THE HISTORY – Sierra’s own program note on the genesis of Aquilo, her first work for orchestra, speaks of influences both literary and natural. “Aquilo,” she writes, “is a classical name for the Northeast wind as designated by the ancient Roman architect Vitruvius in his Ten Books on Architecture. Vitruvius writes of the theory of winds beginning from heat and moisture, stating this is proven by experiments with aeolipiles: bronze spheres filled with water through a tiny opening. When the aeolipile was heated, a rush of steam would escape, convincing the ancients that winds had similar origins. Vitruvius elaborates upon the theory with his idea that there are eight winds with flow over the expanse of a disc-shaped Earth. The work begins as an aural aeolipile, with musical representations of fire and water mixing to create a rush of air. This rush of air is the wind Aquilo, heard as a melody which develops within a large aural space. It is later joined by three others and the four gather momentum until there is a powerful ‘directional shift,’ introducing four new melodic lines all accumulating energy and complexity as they move in space. After the eight melodic ‘winds’ make their individuality ‘felt,’ the original melody returns. Aquilo travels until the environment breaks down to elemental components, returning to the original spark of its creation.” Sierra, in an interview with BBC Radio 3 about Aquilo, also had this to add about her interest in Vitruvius: “Well, part of what makes Vitruvius fun reading, is that he has all these digressions and theories about how the world works that are absolutely wrong.” She found his idea, though incorrect, that the oceans possess some faraway weather-producing cauldrons to be fascinating.
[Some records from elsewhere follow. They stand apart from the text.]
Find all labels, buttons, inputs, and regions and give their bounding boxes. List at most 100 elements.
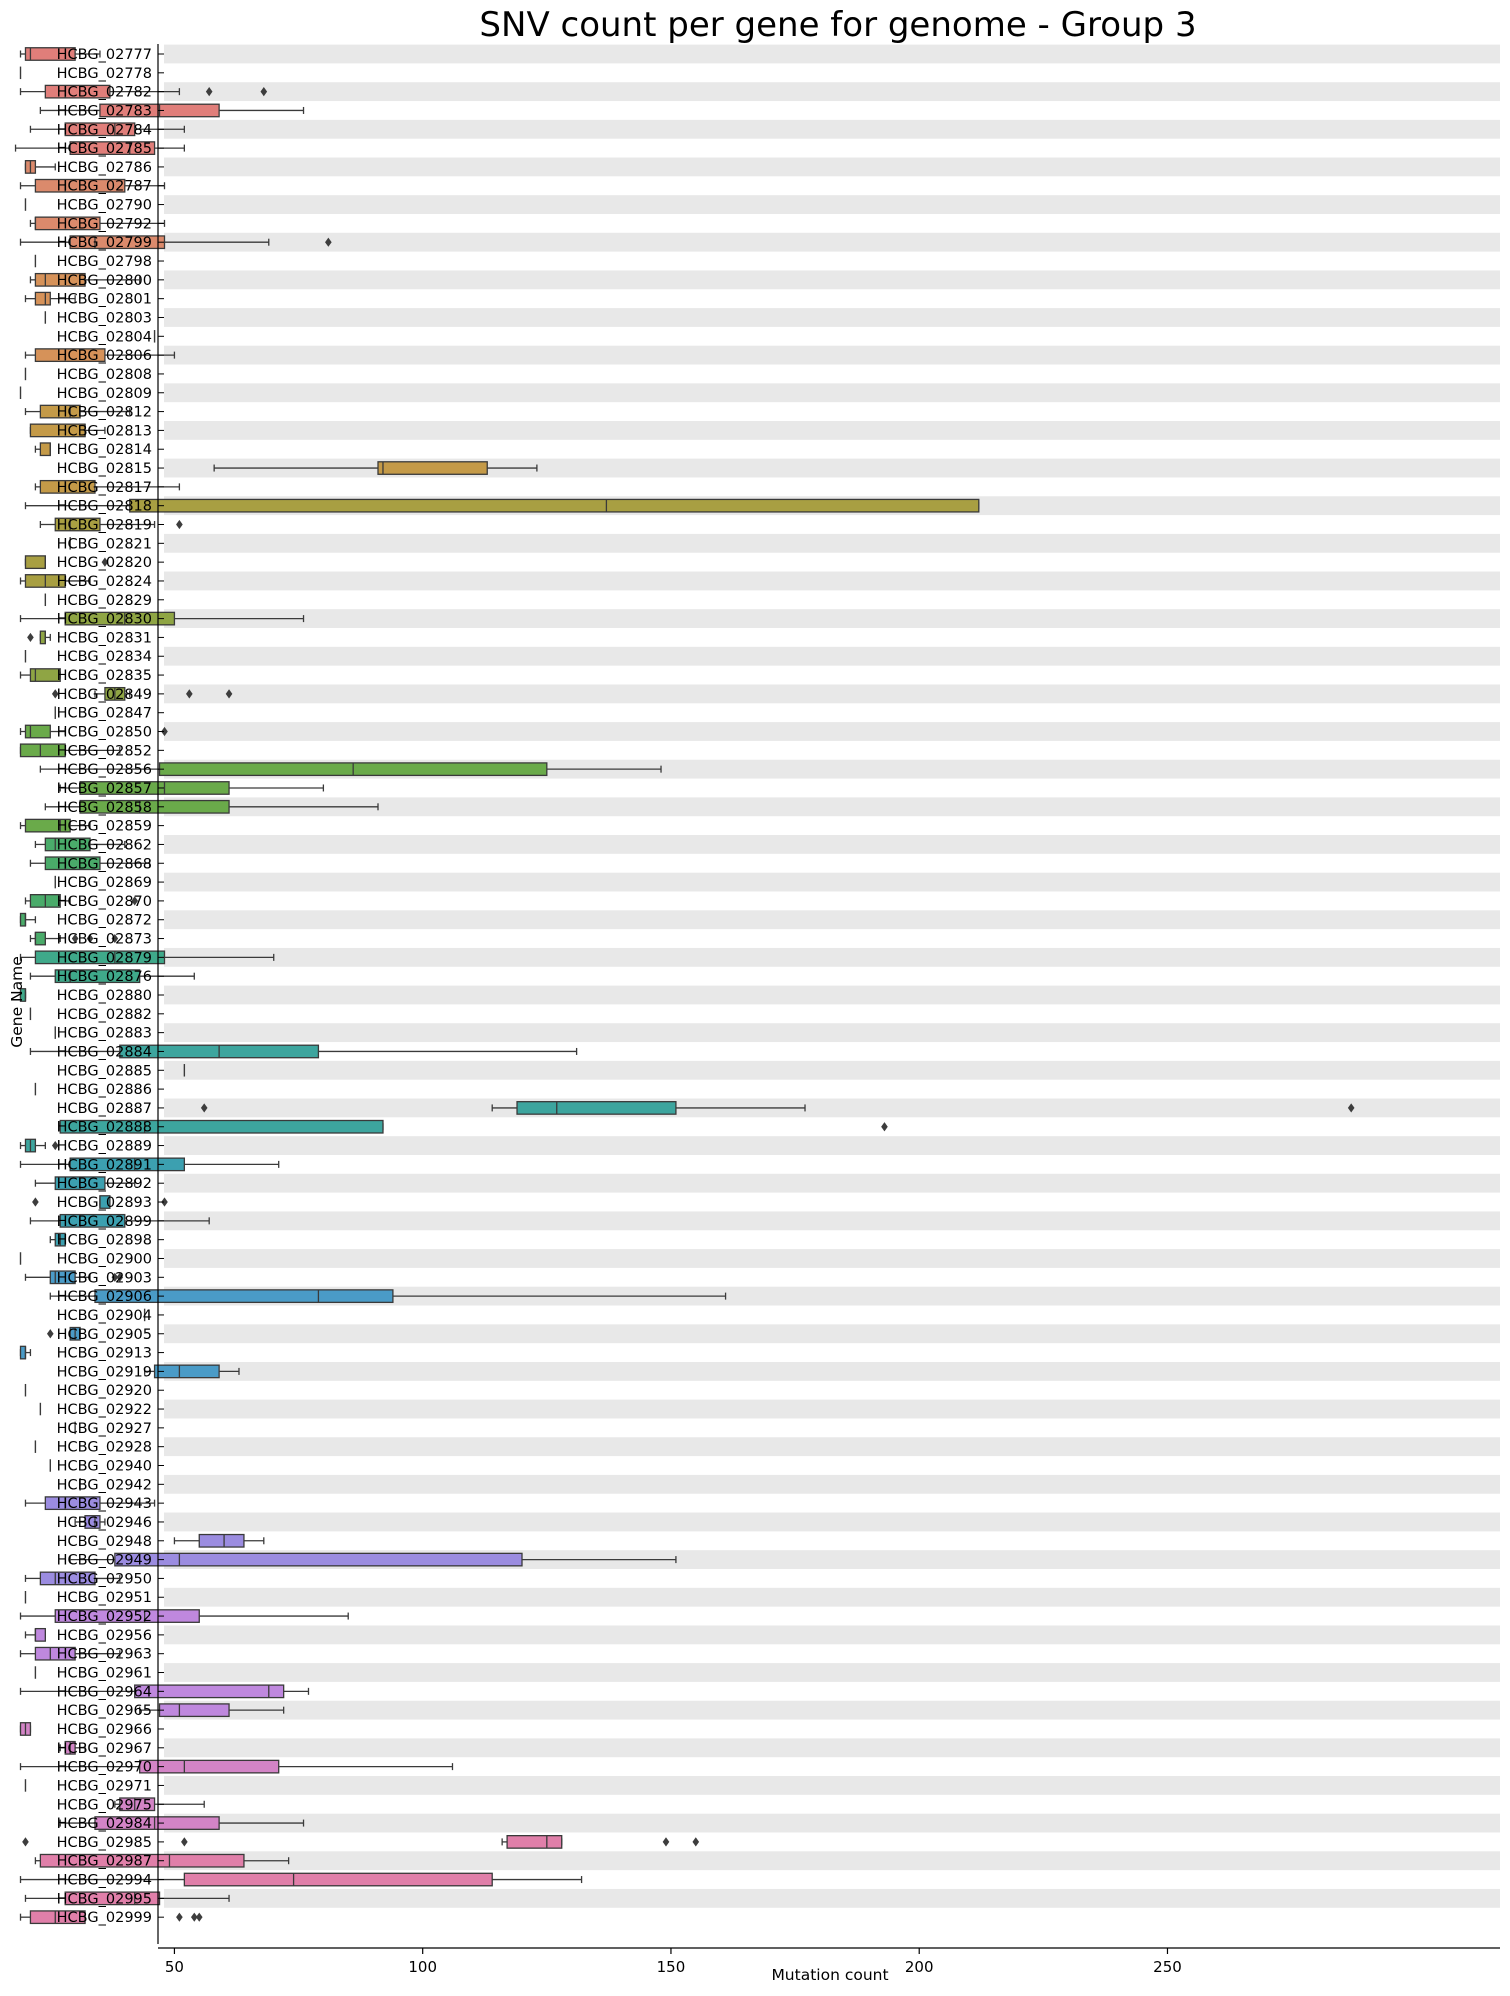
iqr-box [198, 1533, 245, 1548]
y-tick-label: HCBG_02801 [57, 292, 152, 308]
row-band [164, 1399, 1500, 1419]
outlier-point [86, 933, 94, 944]
x-tick-label: 150 [657, 1958, 686, 1976]
y-tick-label: HCBG_02798 [57, 254, 152, 270]
y-tick-label: HCBG_02804 [57, 329, 152, 345]
gene-box [24, 291, 76, 306]
y-tick-label: HCBG_02868 [57, 856, 152, 872]
gene-box [139, 1703, 285, 1718]
iqr-box [29, 668, 61, 682]
outlier-point [692, 1837, 700, 1847]
y-tick-label: HCBG_02961 [57, 1666, 152, 1682]
outlier-point [662, 1837, 670, 1847]
y-tick-label: HCBG_02792 [57, 216, 152, 232]
y-tick-label: HCBG_02893 [57, 1195, 152, 1211]
iqr-box [114, 1552, 523, 1567]
gene-box [19, 574, 91, 588]
y-tick-label: HCBG_02883 [57, 1026, 152, 1042]
gene-box [44, 799, 379, 814]
iqr-box [34, 1646, 76, 1661]
row-bands [164, 44, 1500, 1908]
row-band [164, 119, 1500, 139]
y-tick-label: HCBG_02806 [57, 348, 152, 364]
y-tick-label: HCBG_02899 [57, 1214, 152, 1230]
gene-box [34, 479, 181, 494]
y-tick-label: HCBG_02857 [57, 781, 152, 797]
y-tick-label: HCBG_02818 [57, 499, 152, 515]
iqr-box [69, 141, 156, 156]
iqr-box [44, 84, 111, 99]
y-tick-label: HCBG_02940 [57, 1459, 152, 1475]
iqr-box [34, 348, 106, 363]
y-tick-label: HCBG_02882 [57, 1007, 152, 1023]
row-band [164, 609, 1500, 629]
row-band [164, 1437, 1500, 1457]
row-band [164, 1060, 1500, 1080]
gene-box [24, 894, 139, 908]
y-tick-label: HCBG_02859 [57, 819, 152, 835]
row-band [164, 872, 1500, 892]
gene-box [19, 611, 305, 626]
y-tick-label: HCBG_02943 [57, 1496, 152, 1512]
outlier-point [161, 726, 168, 737]
outlier-point [27, 632, 34, 643]
outlier-point [22, 1837, 29, 1847]
gene-box [19, 235, 332, 250]
y-tick-label: HCBG_02814 [57, 442, 152, 458]
outlier-point [181, 1837, 188, 1847]
y-tick-label: HCBG_02898 [57, 1233, 152, 1249]
y-tick-label: HCBG_02985 [57, 1835, 152, 1851]
gene-box [19, 743, 121, 758]
y-tick-label: HCBG_02942 [57, 1477, 152, 1493]
outlier-point [161, 1197, 168, 1207]
gene-box [29, 931, 119, 946]
iqr-box [34, 291, 51, 306]
y-tick-label: HCBG_02850 [57, 725, 152, 741]
gene-box [29, 1044, 578, 1059]
outlier-point [111, 1272, 119, 1282]
iqr-box [153, 1364, 220, 1379]
chart-title: SNV count per gene for genome - Group 3 [479, 5, 1196, 45]
y-tick-label: HCBG_02784 [57, 122, 152, 138]
gene-box [29, 272, 141, 287]
y-tick-label: HCBG_02847 [57, 706, 152, 722]
gene-box [34, 442, 51, 457]
outlier-point [1347, 1103, 1355, 1113]
outlier-point [176, 1912, 183, 1922]
x-tick-labels: 50 100 150 200 250 [165, 1948, 1182, 1976]
row-band [164, 157, 1500, 177]
y-tick-label: HCBG_02966 [57, 1722, 152, 1738]
iqr-box [94, 1816, 220, 1830]
gene-box [19, 950, 275, 965]
y-tick-label: HCBG_02987 [57, 1854, 152, 1870]
gene-box [19, 1684, 310, 1699]
y-tick-label: HCBG_02984 [57, 1816, 152, 1832]
row-band [164, 1587, 1500, 1607]
iqr-box [19, 912, 27, 927]
row-band [164, 1361, 1500, 1381]
gene-box [32, 1195, 168, 1209]
y-tick-label: HCBG_02970 [57, 1760, 152, 1776]
y-tick-label: HCBG_02928 [57, 1440, 152, 1456]
row-band [164, 383, 1500, 403]
gene-box [29, 122, 186, 137]
row-band [164, 1625, 1500, 1645]
gene-box [39, 517, 183, 532]
y-tick-label: HCBG_02903 [57, 1270, 152, 1286]
outlier-point [176, 519, 183, 530]
row-band [164, 1249, 1500, 1268]
outlier-point [260, 87, 268, 97]
row-band [164, 797, 1500, 817]
row-band [164, 270, 1500, 290]
gene-box [69, 1552, 677, 1567]
row-band [164, 308, 1500, 327]
y-tick-label: HCBG_02994 [57, 1873, 152, 1889]
y-tick-label: HCBG_02849 [57, 687, 152, 703]
y-tick-label: HCBG_02785 [57, 141, 152, 157]
gene-box [200, 1101, 1355, 1115]
y-tick-label: HCBG_02891 [57, 1157, 152, 1173]
outlier-point [71, 933, 79, 944]
row-band [164, 684, 1500, 704]
y-tick-label: HCBG_02787 [57, 179, 152, 195]
y-tick-label: HCBG_02964 [57, 1684, 152, 1700]
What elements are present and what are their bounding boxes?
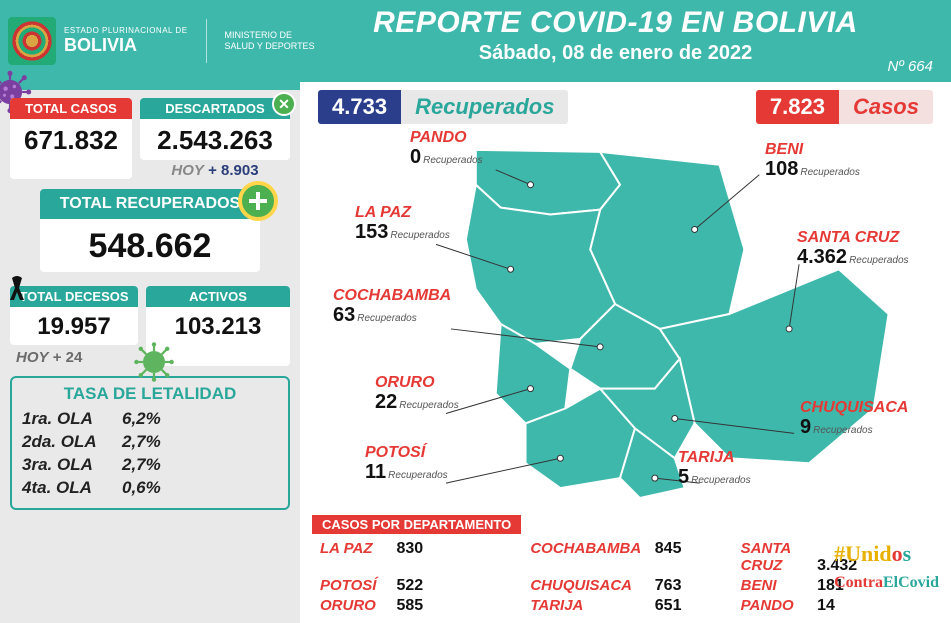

To her, the notion of something so “huge and distant, sort of boiling and bubbling, just seemed like a perfect metaphor for what an orchestra can do.” Aquilo won the prestigious Takemitsu Prize in 2001.

THE WORLD – Elsewhere in 2001, Calcutta restored its name to Kolkata, iTunes and Wikipedia were launched in the US, the Bamiyan Buddhas were destroyed in Afghanistan, and Dennis Tito became the world’s first space tourist, courtesy of the Russian Federal Space Agency.

THE CONNECTION – These performances mark the Utah Symphony debut of Composer-in-Association Arlene Sierra’s Aquilo.